If anybody does know that you can send me an email. I would love to learn that. So other than that we have our font formats here. So after the eot, which remember Internet Explore is going to use this one, we use the syntax that Internet Explorer does not understand, which is to split the URL and the format declaration. Notice that these are separated by commas and one source property. So we have a comma then we do a truetype, then we do another comma and then we do our svgs. You will also notice they follow up with the font way in a font style, which essentially just tells browsers, just gives them the default styling and saying we are going to use the normal version of both of these fonts.

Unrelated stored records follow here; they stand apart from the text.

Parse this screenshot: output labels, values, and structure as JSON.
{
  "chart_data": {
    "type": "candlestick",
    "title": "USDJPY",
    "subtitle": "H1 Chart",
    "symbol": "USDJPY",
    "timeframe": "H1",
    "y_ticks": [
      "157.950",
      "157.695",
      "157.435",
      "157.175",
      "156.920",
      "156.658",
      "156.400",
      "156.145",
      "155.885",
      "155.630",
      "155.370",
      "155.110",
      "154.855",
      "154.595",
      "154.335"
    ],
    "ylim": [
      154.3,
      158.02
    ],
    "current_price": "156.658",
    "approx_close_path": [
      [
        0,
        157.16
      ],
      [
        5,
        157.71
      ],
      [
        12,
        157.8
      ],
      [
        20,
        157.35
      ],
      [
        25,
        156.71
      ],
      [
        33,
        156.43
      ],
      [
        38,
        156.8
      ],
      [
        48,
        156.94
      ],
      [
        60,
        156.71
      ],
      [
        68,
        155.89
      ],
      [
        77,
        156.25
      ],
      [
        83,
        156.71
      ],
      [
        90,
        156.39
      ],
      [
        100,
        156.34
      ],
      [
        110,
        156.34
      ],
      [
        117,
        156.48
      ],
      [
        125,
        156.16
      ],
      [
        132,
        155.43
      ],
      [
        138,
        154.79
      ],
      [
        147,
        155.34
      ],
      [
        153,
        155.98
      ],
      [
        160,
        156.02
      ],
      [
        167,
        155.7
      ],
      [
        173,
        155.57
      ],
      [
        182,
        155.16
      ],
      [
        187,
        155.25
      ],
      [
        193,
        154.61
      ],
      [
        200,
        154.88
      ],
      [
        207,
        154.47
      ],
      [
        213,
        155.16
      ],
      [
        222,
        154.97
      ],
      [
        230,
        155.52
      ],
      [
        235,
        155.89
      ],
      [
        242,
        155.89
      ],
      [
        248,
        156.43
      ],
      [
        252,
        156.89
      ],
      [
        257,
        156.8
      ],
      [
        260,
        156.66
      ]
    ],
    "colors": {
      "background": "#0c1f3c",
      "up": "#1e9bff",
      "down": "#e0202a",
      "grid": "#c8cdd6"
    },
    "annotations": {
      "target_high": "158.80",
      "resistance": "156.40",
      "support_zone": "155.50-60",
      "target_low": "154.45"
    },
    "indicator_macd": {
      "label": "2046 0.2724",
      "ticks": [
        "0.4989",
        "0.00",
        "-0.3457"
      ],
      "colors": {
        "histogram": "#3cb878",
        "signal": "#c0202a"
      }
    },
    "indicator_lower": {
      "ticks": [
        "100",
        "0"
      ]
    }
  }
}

Okay, so obviously that can take a little bit of time to type out. You can sort of pause the video and type those out, but again, if you've downloaded those from Font Squirrel you can just copy and paste them yourself. Okay, so now that we know that, let's take a look at how we actually use this in our styles. What I am going to do is just scroll down and I am going to find the header section in the presentational styles. So here we are around line 89 or so, and so what I want to do is I want to find the header#mainHeader ul li a, and for me it's about one line 118. It's right there.
And what I am going to do is create a blank line at the very top of this. It doesn't have to be at the top, but I would like to put my font declarations there, and I am going to type in font-family and then I am going to do a font-family declaration unlike the normal ones I do. I am going to do ChunkFiveRegular. So spelling obviously counts here and so does capitalization. So ChunkFiveRegular. I am going to follow that up with 'Arial Black', Arial, serif. Now that's just me saying okay, if ChunkFiveRegular for some reason doesn't work or is not available, go ahead and use Arial Black.

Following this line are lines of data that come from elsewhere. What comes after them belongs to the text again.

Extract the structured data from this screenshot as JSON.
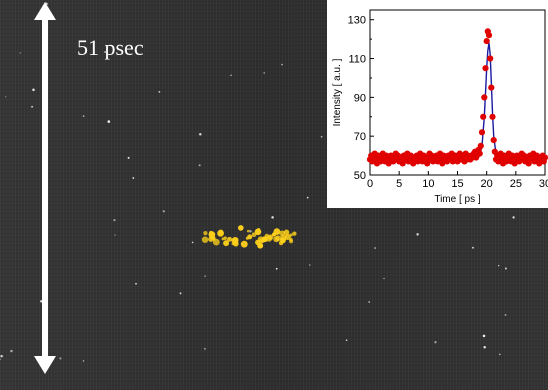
{
  "time_window_label": "51 psec",
  "signal_color": "#ffd21a",
  "arrow_color": "#ffffff",
  "chart_data": {
    "type": "scatter",
    "xlabel": "Time  [ ps ]",
    "ylabel": "Intensity [ a.u. ]",
    "xlim": [
      0,
      30
    ],
    "ylim": [
      50,
      135
    ],
    "xticks": [
      "0",
      "5",
      "10",
      "15",
      "20",
      "25",
      "30"
    ],
    "yticks": [
      "50",
      "70",
      "90",
      "110",
      "130"
    ],
    "grid": false,
    "legend": "none",
    "marker_color": "#e00000",
    "fit_color": "#1a1aa0",
    "series": [
      {
        "kind": "points",
        "x": [
          0.0,
          0.2,
          0.4,
          0.6,
          0.8,
          1.0,
          1.2,
          1.4,
          1.6,
          1.8,
          2.0,
          2.2,
          2.4,
          2.6,
          2.8,
          3.0,
          3.2,
          3.4,
          3.6,
          3.8,
          4.0,
          4.2,
          4.4,
          4.6,
          4.8,
          5.0,
          5.2,
          5.4,
          5.6,
          5.8,
          6.0,
          6.2,
          6.4,
          6.6,
          6.8,
          7.0,
          7.2,
          7.4,
          7.6,
          7.8,
          8.0,
          8.2,
          8.4,
          8.6,
          8.8,
          9.0,
          9.2,
          9.4,
          9.6,
          9.8,
          10.0,
          10.2,
          10.4,
          10.6,
          10.8,
          11.0,
          11.2,
          11.4,
          11.6,
          11.8,
          12.0,
          12.2,
          12.4,
          12.6,
          12.8,
          13.0,
          13.2,
          13.4,
          13.6,
          13.8,
          14.0,
          14.2,
          14.4,
          14.6,
          14.8,
          15.0,
          15.2,
          15.4,
          15.6,
          15.8,
          16.0,
          16.2,
          16.4,
          16.6,
          16.8,
          17.0,
          17.2,
          17.4,
          17.6,
          17.8,
          18.0,
          18.2,
          18.4,
          18.6,
          18.8,
          19.0,
          19.2,
          19.4,
          19.6,
          19.8,
          20.0,
          20.2,
          20.4,
          20.6,
          20.8,
          21.0,
          21.2,
          21.4,
          21.6,
          21.8,
          22.0,
          22.2,
          22.4,
          22.6,
          22.8,
          23.0,
          23.2,
          23.4,
          23.6,
          23.8,
          24.0,
          24.2,
          24.4,
          24.6,
          24.8,
          25.0,
          25.2,
          25.4,
          25.6,
          25.8,
          26.0,
          26.2,
          26.4,
          26.6,
          26.8,
          27.0,
          27.2,
          27.4,
          27.6,
          27.8,
          28.0,
          28.2,
          28.4,
          28.6,
          28.8,
          29.0,
          29.2,
          29.4,
          29.6,
          29.8,
          30.0
        ],
        "y": [
          58,
          60,
          57,
          59,
          61,
          58,
          56,
          60,
          59,
          57,
          58,
          61,
          59,
          57,
          60,
          58,
          56,
          59,
          60,
          58,
          57,
          59,
          61,
          58,
          60,
          57,
          59,
          58,
          56,
          60,
          59,
          58,
          61,
          57,
          59,
          60,
          58,
          56,
          59,
          58,
          60,
          57,
          59,
          61,
          58,
          57,
          60,
          59,
          58,
          56,
          59,
          61,
          58,
          60,
          57,
          59,
          58,
          60,
          57,
          59,
          61,
          58,
          56,
          60,
          59,
          58,
          57,
          60,
          59,
          58,
          61,
          57,
          59,
          60,
          58,
          57,
          59,
          61,
          58,
          60,
          59,
          57,
          61,
          58,
          60,
          59,
          58,
          60,
          59,
          61,
          62,
          59,
          61,
          63,
          61,
          65,
          72,
          80,
          90,
          105,
          119,
          124,
          122,
          110,
          95,
          80,
          68,
          62,
          58,
          60,
          57,
          59,
          61,
          58,
          56,
          60,
          59,
          57,
          58,
          61,
          59,
          57,
          60,
          58,
          56,
          59,
          60,
          58,
          57,
          59,
          61,
          58,
          60,
          57,
          59,
          58,
          56,
          60,
          59,
          58,
          61,
          57,
          59,
          60,
          58,
          56,
          59,
          58,
          60,
          57,
          59
        ]
      },
      {
        "kind": "fit",
        "x": [
          18.0,
          18.4,
          18.8,
          19.2,
          19.6,
          19.8,
          20.0,
          20.2,
          20.4,
          20.6,
          20.8,
          21.0,
          21.2,
          21.6,
          22.0,
          22.4,
          23.0
        ],
        "y": [
          58,
          58.5,
          60,
          65,
          80,
          92,
          105,
          114,
          118,
          112,
          98,
          82,
          70,
          61,
          58.5,
          58,
          58
        ]
      }
    ]
  }
}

If you don't support that, go to Arial. If you don't support that just give me your normal serif font. Now there is no needed to for me to type this over again. I am just going to copy this, or you could save it in a snippet if you'd like, and I am just going to paste it wherever I need this particular font. So I am going to stay in the main header region and I am going to find the hgroup h1 selector here, h1, hgroup that's the main headline on the page. I am going to paste that in and I am going to do one more thing to this one. I am going to do a text-transform property and I am going to transform it to uppercase, so that the main headline is in all caps.

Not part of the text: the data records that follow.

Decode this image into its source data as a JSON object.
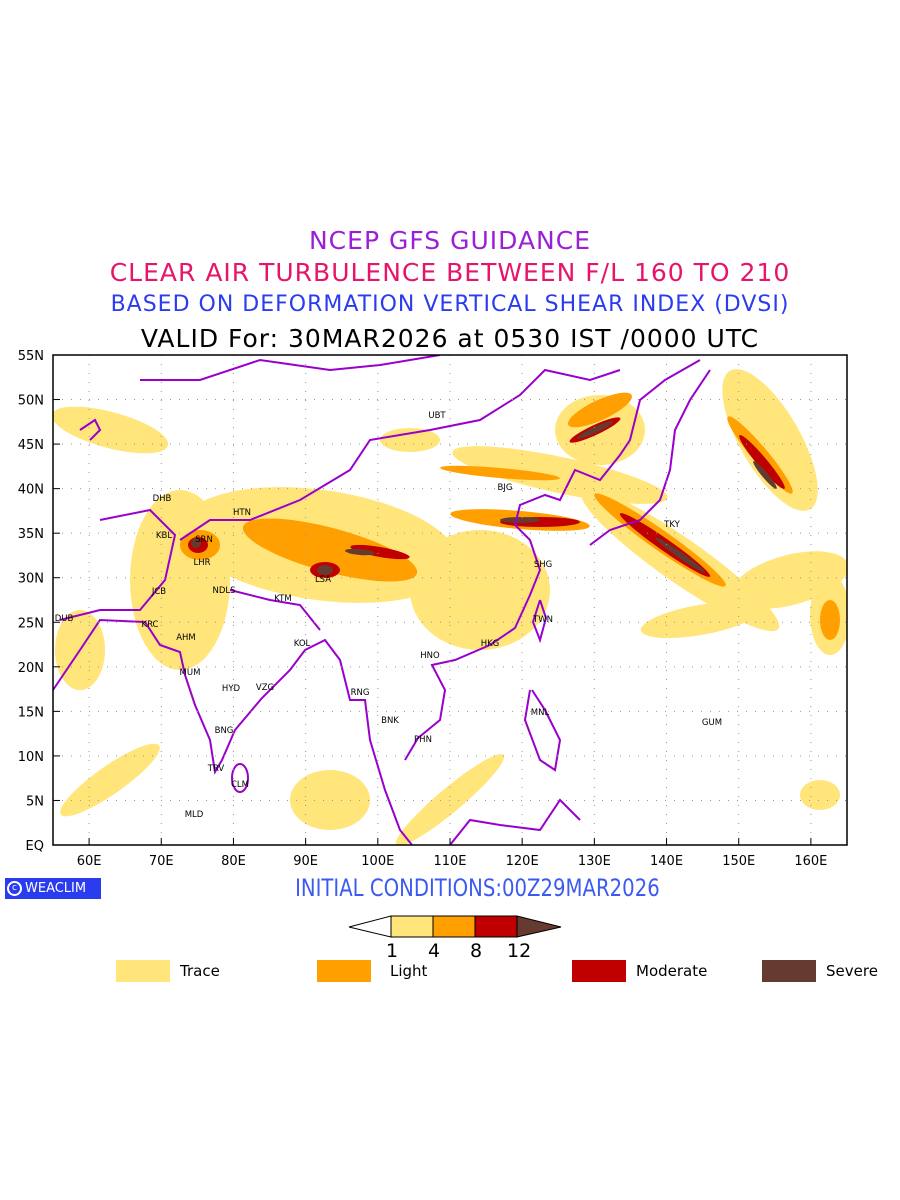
{
  "header": {
    "title": "NCEP GFS GUIDANCE",
    "subtitle": "CLEAR AIR TURBULENCE BETWEEN F/L 160 TO 210",
    "index_line": "BASED ON DEFORMATION VERTICAL SHEAR INDEX (DVSI)",
    "valid_line": "VALID For: 30MAR2026 at 0530 IST /0000 UTC"
  },
  "map": {
    "lat_labels": [
      "55N",
      "50N",
      "45N",
      "40N",
      "35N",
      "30N",
      "25N",
      "20N",
      "15N",
      "10N",
      "5N",
      "EQ"
    ],
    "lon_labels": [
      "60E",
      "70E",
      "80E",
      "90E",
      "100E",
      "110E",
      "120E",
      "130E",
      "140E",
      "150E",
      "160E"
    ],
    "cities": [
      "UBT",
      "BJG",
      "DHB",
      "HTN",
      "KBL",
      "SRN",
      "LHR",
      "JCB",
      "NDLS",
      "KTM",
      "LSA",
      "SHG",
      "DUB",
      "KRC",
      "AHM",
      "KOL",
      "TWN",
      "HKG",
      "HNO",
      "MUM",
      "HYD",
      "VZG",
      "RNG",
      "BNK",
      "PHN",
      "MNL",
      "GUM",
      "BNG",
      "TRV",
      "CLM",
      "MLD",
      "TKY"
    ],
    "colors": {
      "trace": "#ffe57a",
      "light": "#ffa000",
      "moderate": "#c00000",
      "severe": "#653b30",
      "boundary": "#9900cc"
    }
  },
  "footer": {
    "logo": "WEACLIM",
    "initial_conditions": "INITIAL CONDITIONS:00Z29MAR2026",
    "colorbar_ticks": [
      "1",
      "4",
      "8",
      "12"
    ],
    "legend": [
      {
        "label": "Trace",
        "color": "#ffe57a"
      },
      {
        "label": "Light",
        "color": "#ffa000"
      },
      {
        "label": "Moderate",
        "color": "#c00000"
      },
      {
        "label": "Severe",
        "color": "#653b30"
      }
    ]
  }
}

It will make it look really cool, especially with this particular font. I am going to stay in the mainHeader group and I am going to go down to the very next selector, which is the h2 selector. Well, actually you know what? I am going to skip that, because that one I am going to use Mido for and I have got this in my clipboard, so I want to just keep going down to the ones that need ChunkFive. So I'm going to go down to the trailinfo article. So trailinfo article h1, that's the selector I want next, this one is on about line 165 at the moment. I'll paste that one in, and then finally I am going to go down to the aside styles.
I am looking for the aside#trailNews h1, which is right here on line 227 at the moment, and I am going to paste that. Okay, cool. So now all of our ChunkFive ones are done. I now need a couple of them that are going to be Mido. So I am going to go back up into my header grouping. I am going to find my mainHeader hgroup h2. That's the tagline and right at the top of that, I am going to do another font-family declaration, and this one is going to be MidoMedium, Georgia, serif.
Yeah, I agree the workarounds and all that syntax that you have to do for browser support are a little bit tedious, but I'll be honest. It's a lot less complicated than many of the alternatives, and I got to mention, as you can see, our page looks great.